Drohnenangriffe in zwei Wellen
Tote nach Attacke auf ukrainisches Einkaufszentrum
Stand: 21.08.2026 • 22:26 Uhr
Russland hat ein belebtes Einkaufszentrum in der Heimatstadt des ukrainischen Präsidenten angegriffen. Es gibt viele Tote und Verletzte. Selenskyj spricht von einem "hinterhältigen Angriff" in zwei Wellen.
Russland hat in der Südostukraine ein belebtes Einkaufszentrum angegriffen. Mindestens 15 Menschen seien in der Großstadt Krywyj Rih getötet worden, teilten örtliche Behörden mit. Darunter seien auch Kinder.
Es gibt mehr als 130 Verletzte, unter ihnen 23 Kinder. Laut dem Regionalgouverneur Olexandr Hanscha kann die Opferzahl noch weiter steigen. Nach seinen Angaben gerieten mehrere Geschäfte in dem Einkaufszentrum in Brand.
Die russische Armee griff offenbar zunächst mit einer Langstreckendrohne an, später folgte ein Angriff mit einer weiteren Drohne. Ein bisher nicht verifiziertes Video zeigt eine Drohne, die auf das Dach eines Gebäudes stürzt, während aus dem Dach bereits Rauch aufsteigt.

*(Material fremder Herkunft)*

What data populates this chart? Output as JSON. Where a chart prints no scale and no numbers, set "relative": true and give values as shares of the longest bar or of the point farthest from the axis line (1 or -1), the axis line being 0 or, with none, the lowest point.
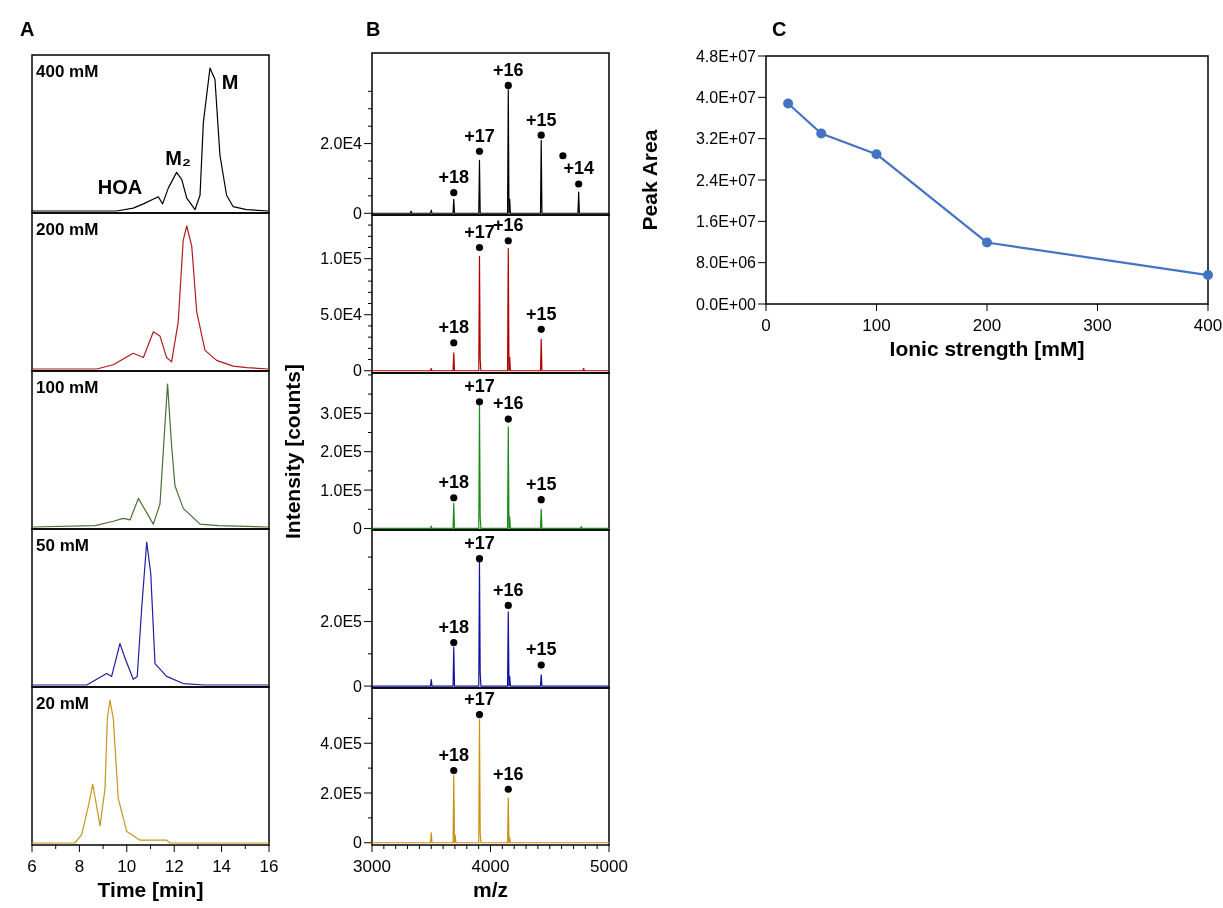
{
  "chart_data": [
    {
      "type": "line",
      "title": "400 mM",
      "relative": true,
      "tick_labels": false,
      "xlim": [
        6,
        16
      ],
      "annotations": [
        "A",
        "HOA",
        "M₂",
        "M"
      ],
      "x": [
        6,
        9.57,
        10.27,
        10.7,
        11.33,
        11.51,
        11.75,
        12.1,
        12.32,
        12.53,
        12.88,
        13.09,
        13.23,
        13.51,
        13.72,
        13.93,
        14.21,
        14.49,
        15.05,
        15.97
      ],
      "series": [
        {
          "color": "#000000",
          "values": [
            0,
            0,
            0.02,
            0.05,
            0.1,
            0.05,
            0.16,
            0.27,
            0.22,
            0.09,
            0.01,
            0.11,
            0.62,
            1,
            0.92,
            0.39,
            0.11,
            0.03,
            0.01,
            0
          ]
        }
      ]
    },
    {
      "type": "line",
      "title": "200 mM",
      "relative": true,
      "tick_labels": false,
      "xlim": [
        6,
        16
      ],
      "x": [
        6,
        8.73,
        9.43,
        9.85,
        10.27,
        10.7,
        11.12,
        11.4,
        11.68,
        11.89,
        12.17,
        12.38,
        12.53,
        12.74,
        12.95,
        13.3,
        13.79,
        14.49,
        15.06,
        15.97
      ],
      "series": [
        {
          "color": "#b01c1c",
          "values": [
            0,
            0,
            0.03,
            0.07,
            0.11,
            0.08,
            0.26,
            0.23,
            0.08,
            0.05,
            0.33,
            0.9,
            1,
            0.86,
            0.4,
            0.13,
            0.06,
            0.02,
            0.01,
            0
          ]
        }
      ]
    },
    {
      "type": "line",
      "title": "100 mM",
      "relative": true,
      "tick_labels": false,
      "xlim": [
        6,
        16
      ],
      "x": [
        6,
        8.66,
        9.43,
        9.85,
        10.14,
        10.49,
        10.7,
        11.12,
        11.4,
        11.57,
        11.72,
        11.89,
        12.03,
        12.38,
        13.09,
        13.86,
        15.97
      ],
      "series": [
        {
          "color": "#4a6e35",
          "values": [
            0,
            0.01,
            0.04,
            0.06,
            0.05,
            0.2,
            0.14,
            0.02,
            0.16,
            0.61,
            1,
            0.57,
            0.29,
            0.13,
            0.02,
            0.01,
            0
          ]
        }
      ]
    },
    {
      "type": "line",
      "title": "50 mM",
      "relative": true,
      "tick_labels": false,
      "xlim": [
        6,
        16
      ],
      "x": [
        6,
        8.31,
        9.15,
        9.36,
        9.71,
        9.92,
        10.27,
        10.44,
        10.63,
        10.84,
        11.01,
        11.19,
        11.68,
        12.38,
        13.3,
        15.97
      ],
      "series": [
        {
          "color": "#1f1fa0",
          "values": [
            0,
            0,
            0.08,
            0.06,
            0.29,
            0.19,
            0.04,
            0.06,
            0.54,
            1,
            0.78,
            0.15,
            0.06,
            0.01,
            0,
            0
          ]
        }
      ]
    },
    {
      "type": "line",
      "title": "20 mM",
      "relative": true,
      "tick_labels": "x",
      "xlim": [
        6,
        16
      ],
      "xlabel": "Time [min]",
      "xticks": [
        6,
        {
          "value": 7,
          "label": null
        },
        8,
        {
          "value": 9,
          "label": null
        },
        10,
        {
          "value": 11,
          "label": null
        },
        12,
        {
          "value": 13,
          "label": null
        },
        14,
        {
          "value": 15,
          "label": null
        },
        16
      ],
      "x": [
        6,
        7.81,
        8.1,
        8.38,
        8.56,
        8.66,
        8.87,
        9.08,
        9.18,
        9.29,
        9.43,
        9.64,
        10,
        10.56,
        11.68,
        11.82,
        15.97
      ],
      "series": [
        {
          "color": "#c8961e",
          "values": [
            0,
            0,
            0.06,
            0.26,
            0.41,
            0.32,
            0.12,
            0.38,
            0.87,
            1,
            0.87,
            0.31,
            0.08,
            0.02,
            0.02,
            0,
            0
          ]
        }
      ]
    },
    {
      "type": "line",
      "tick_labels": "y",
      "xlim": [
        3000,
        5000
      ],
      "ylim": [
        -500,
        46000
      ],
      "annotations": [
        "B",
        "+18",
        "+17",
        "+16",
        "+15",
        "+14"
      ],
      "yticks": [
        {
          "value": 0,
          "label": "0"
        },
        {
          "value": 5000,
          "label": null
        },
        {
          "value": 10000,
          "label": null
        },
        {
          "value": 15000,
          "label": null
        },
        {
          "value": 20000,
          "label": "2.0E4"
        },
        {
          "value": 25000,
          "label": null
        },
        {
          "value": 30000,
          "label": null
        },
        {
          "value": 35000,
          "label": null
        }
      ],
      "series": [
        {
          "color": "#000000",
          "x": [
            3000,
            3324,
            3330,
            3336,
            3494,
            3500,
            3506,
            3684,
            3690,
            3696,
            3901,
            3907,
            3913,
            4144,
            4150,
            4156,
            4162,
            4168,
            4422,
            4428,
            4434,
            4738,
            4744,
            4750,
            5000
          ],
          "values": [
            0,
            0,
            600,
            0,
            0,
            900,
            0,
            0,
            4000,
            0,
            0,
            15200,
            0,
            0,
            35500,
            0,
            4000,
            0,
            0,
            20900,
            0,
            0,
            6100,
            0,
            0
          ]
        },
        {
          "type": "scatter",
          "color": "#000000",
          "x": [
            3690,
            3907,
            4150,
            4428,
            4744,
            4611
          ],
          "values": [
            5900,
            17800,
            36700,
            22400,
            8400,
            16500
          ]
        }
      ]
    },
    {
      "type": "line",
      "tick_labels": "y",
      "xlim": [
        3000,
        5000
      ],
      "ylim": [
        -2000,
        139000
      ],
      "annotations": [
        "+18",
        "+17",
        "+16",
        "+15"
      ],
      "yticks": [
        {
          "value": 0,
          "label": "0"
        },
        {
          "value": 10000,
          "label": null
        },
        {
          "value": 20000,
          "label": null
        },
        {
          "value": 30000,
          "label": null
        },
        {
          "value": 40000,
          "label": null
        },
        {
          "value": 50000,
          "label": "5.0E4"
        },
        {
          "value": 60000,
          "label": null
        },
        {
          "value": 70000,
          "label": null
        },
        {
          "value": 80000,
          "label": null
        },
        {
          "value": 90000,
          "label": null
        },
        {
          "value": 100000,
          "label": "1.0E5"
        },
        {
          "value": 110000,
          "label": null
        },
        {
          "value": 120000,
          "label": null
        },
        {
          "value": 130000,
          "label": null
        }
      ],
      "series": [
        {
          "color": "#b00000",
          "x": [
            3000,
            3494,
            3500,
            3506,
            3684,
            3690,
            3696,
            3901,
            3907,
            3913,
            3919,
            4144,
            4150,
            4156,
            4162,
            4168,
            4422,
            4428,
            4434,
            4780,
            4786,
            4792,
            5000
          ],
          "values": [
            0,
            0,
            2000,
            0,
            0,
            16000,
            0,
            0,
            102000,
            10000,
            0,
            0,
            109000,
            0,
            12000,
            0,
            0,
            28000,
            0,
            0,
            2000,
            0,
            0
          ]
        },
        {
          "type": "scatter",
          "color": "#000000",
          "x": [
            3690,
            3907,
            4150,
            4428
          ],
          "values": [
            25000,
            110000,
            116000,
            37000
          ]
        }
      ]
    },
    {
      "type": "line",
      "tick_labels": "y",
      "xlim": [
        3000,
        5000
      ],
      "ylim": [
        -4000,
        405000
      ],
      "ylabel": "Intensity [counts]",
      "annotations": [
        "+18",
        "+17",
        "+16",
        "+15"
      ],
      "yticks": [
        {
          "value": 0,
          "label": "0"
        },
        {
          "value": 50000,
          "label": null
        },
        {
          "value": 100000,
          "label": "1.0E5"
        },
        {
          "value": 150000,
          "label": null
        },
        {
          "value": 200000,
          "label": "2.0E5"
        },
        {
          "value": 250000,
          "label": null
        },
        {
          "value": 300000,
          "label": "3.0E5"
        },
        {
          "value": 350000,
          "label": null
        },
        {
          "value": 400000,
          "label": null
        }
      ],
      "series": [
        {
          "color": "#1a8a1a",
          "x": [
            3000,
            3494,
            3500,
            3506,
            3684,
            3690,
            3696,
            3901,
            3907,
            3913,
            3919,
            4144,
            4150,
            4156,
            4162,
            4168,
            4422,
            4428,
            4434,
            4760,
            4766,
            4772,
            5000
          ],
          "values": [
            0,
            0,
            6000,
            0,
            0,
            65000,
            0,
            0,
            320000,
            30000,
            0,
            0,
            265000,
            0,
            30000,
            0,
            0,
            50000,
            0,
            0,
            5000,
            0,
            0
          ]
        },
        {
          "type": "scatter",
          "color": "#000000",
          "x": [
            3690,
            3907,
            4150,
            4428
          ],
          "values": [
            80000,
            330000,
            285000,
            75000
          ]
        }
      ]
    },
    {
      "type": "line",
      "tick_labels": "y",
      "xlim": [
        3000,
        5000
      ],
      "ylim": [
        -6000,
        484000
      ],
      "annotations": [
        "+18",
        "+17",
        "+16",
        "+15"
      ],
      "yticks": [
        {
          "value": 0,
          "label": "0"
        },
        {
          "value": 100000,
          "label": null
        },
        {
          "value": 200000,
          "label": "2.0E5"
        },
        {
          "value": 300000,
          "label": null
        },
        {
          "value": 400000,
          "label": null
        }
      ],
      "series": [
        {
          "color": "#1010a0",
          "x": [
            3000,
            3494,
            3500,
            3506,
            3684,
            3690,
            3696,
            3901,
            3907,
            3913,
            3919,
            4144,
            4150,
            4156,
            4162,
            4168,
            4422,
            4428,
            4434,
            5000
          ],
          "values": [
            0,
            0,
            20000,
            0,
            0,
            120000,
            0,
            0,
            385000,
            40000,
            0,
            0,
            230000,
            0,
            30000,
            0,
            0,
            35000,
            0,
            0
          ]
        },
        {
          "type": "scatter",
          "color": "#000000",
          "x": [
            3690,
            3907,
            4150,
            4428
          ],
          "values": [
            135000,
            395000,
            250000,
            65000
          ]
        }
      ]
    },
    {
      "type": "line",
      "xlim": [
        3000,
        5000
      ],
      "ylim": [
        -9000,
        622000
      ],
      "xlabel": "m/z",
      "annotations": [
        "+18",
        "+17",
        "+16"
      ],
      "yticks": [
        {
          "value": 0,
          "label": "0"
        },
        {
          "value": 100000,
          "label": null
        },
        {
          "value": 200000,
          "label": "2.0E5"
        },
        {
          "value": 300000,
          "label": null
        },
        {
          "value": 400000,
          "label": "4.0E5"
        },
        {
          "value": 500000,
          "label": null
        }
      ],
      "xticks": [
        3000,
        {
          "value": 3100,
          "label": null
        },
        {
          "value": 3200,
          "label": null
        },
        {
          "value": 3300,
          "label": null
        },
        {
          "value": 3400,
          "label": null
        },
        {
          "value": 3500,
          "label": null
        },
        {
          "value": 3600,
          "label": null
        },
        {
          "value": 3700,
          "label": null
        },
        {
          "value": 3800,
          "label": null
        },
        {
          "value": 3900,
          "label": null
        },
        4000,
        {
          "value": 4100,
          "label": null
        },
        {
          "value": 4200,
          "label": null
        },
        {
          "value": 4300,
          "label": null
        },
        {
          "value": 4400,
          "label": null
        },
        {
          "value": 4500,
          "label": null
        },
        {
          "value": 4600,
          "label": null
        },
        {
          "value": 4700,
          "label": null
        },
        {
          "value": 4800,
          "label": null
        },
        {
          "value": 4900,
          "label": null
        },
        5000
      ],
      "series": [
        {
          "color": "#c89010",
          "x": [
            3000,
            3494,
            3500,
            3506,
            3684,
            3690,
            3696,
            3702,
            3708,
            3901,
            3907,
            3913,
            3919,
            4144,
            4150,
            4156,
            4162,
            4168,
            5000
          ],
          "values": [
            0,
            0,
            40000,
            0,
            0,
            270000,
            0,
            30000,
            0,
            0,
            495000,
            40000,
            0,
            0,
            180000,
            0,
            20000,
            0,
            0
          ]
        },
        {
          "type": "scatter",
          "color": "#000000",
          "x": [
            3690,
            3907,
            4150
          ],
          "values": [
            290000,
            515000,
            215000
          ]
        }
      ]
    },
    {
      "type": "line",
      "xlabel": "Ionic strength [mM]",
      "ylabel": "Peak Area",
      "marker": "circle",
      "xlim": [
        0,
        400
      ],
      "ylim": [
        0,
        48000000
      ],
      "annotations": [
        "C"
      ],
      "xticks": [
        0,
        100,
        200,
        300,
        400
      ],
      "yticks": [
        {
          "value": 0,
          "label": "0.0E+00"
        },
        {
          "value": 8000000,
          "label": "8.0E+06"
        },
        {
          "value": 16000000,
          "label": "1.6E+07"
        },
        {
          "value": 24000000,
          "label": "2.4E+07"
        },
        {
          "value": 32000000,
          "label": "3.2E+07"
        },
        {
          "value": 40000000,
          "label": "4.0E+07"
        },
        {
          "value": 48000000,
          "label": "4.8E+07"
        }
      ],
      "x": [
        20,
        50,
        100,
        200,
        400
      ],
      "series": [
        {
          "color": "#4472c4",
          "values": [
            38800000,
            33000000,
            29000000,
            11900000,
            5600000
          ]
        }
      ]
    }
  ]
}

Die eingesetzten Drohnen sollen mit einem Strahltriebwerk ausgestattet worden sein. Russland stellt immer mehr Drohnen dieses Typs her. Sie fliegen deutlich schneller als herkömmliche Drohnen und sind dadurch schwerer abzufangen.
Selenskyj: "Zynischer, hinterhältiger Angriff"
Präsident Wolodymyr Selenskyj sprach in einem Beitrag auf Facebook von einem "absolut zynischen und hinterhältigen Angriff auf ein gewöhnliches Einkaufszentrum".
Auch er sprach von einem Angriff in zwei Wellen: "Eine halbe Stunde nach dem ersten Treffer und dem Ausbruch eines Brandes folgte ein erneuter Angriff auf die Rettungskräfte", berichtete er. "Solche Angriffe sind schlichtweg Terrorakte."
Die Welt müsse entsprechend darauf reagieren - mit echtem Druck auf den Aggressor. "Damit Frieden herrschen kann, muss Russland tatsächlich zur Verantwortung gezogen werden."
Angriff auf Krywyj Rih vor wenigen Tagen
Die Heimatstadt von Selenskyj liegt rund 350 Kilometer südöstlich der Hauptstadt Kiew. Erst vor wenigen Tagen war Krywyj Rih vom russischen Militär mit Kampfdrohnen und ballistischen Raketen angegriffen worden. Dabei starben nach offiziellen Angaben zwei Zivilisten, mehrere Menschen wurden verletzt.
In der Region Mykolajiw gab es ebenfalls einen russischen Angriff. Dabei starben nach Angaben des ukrainischen Innenministeriums mindestens vier Menschen, unter ihnen drei Kinder. Zwei der Kinder seien elf Jahre alt gewesen, das dritte Kind war zwölf. Der russische Angriff habe ein Geschäft, eine Apotheke und ein Postamt getroffen.
Auch im ostukrainischen Gebiet Charkiw sind nach Behördenangaben mindestens zwei Menschen bei Drohnenangriffen auf ein Dorf getötet worden.
Nach Angaben der Vereinten Nationen stieg die Zahl der zivilen Opfer des Kriegs in der Ukraine zuletzt stark an. Im Juli starben demnach 437 Zivilisten, so viele wie seit den ersten Monaten der russischen Invasion nicht mehr.
Tote auch bei ukrainischen Angriffen
Aus dem russisch besetzten Donbass wurden ebenfalls Tote und Verletzte gemeldet. Bei ukrainischen Angriffen seien mindestens fünf Menschen getötet und 13 weitere verletzt worden, teilte der von Moskau eingesetzte Statthalter Denis Puschilin nach Angaben der Staatsagentur Tass mit.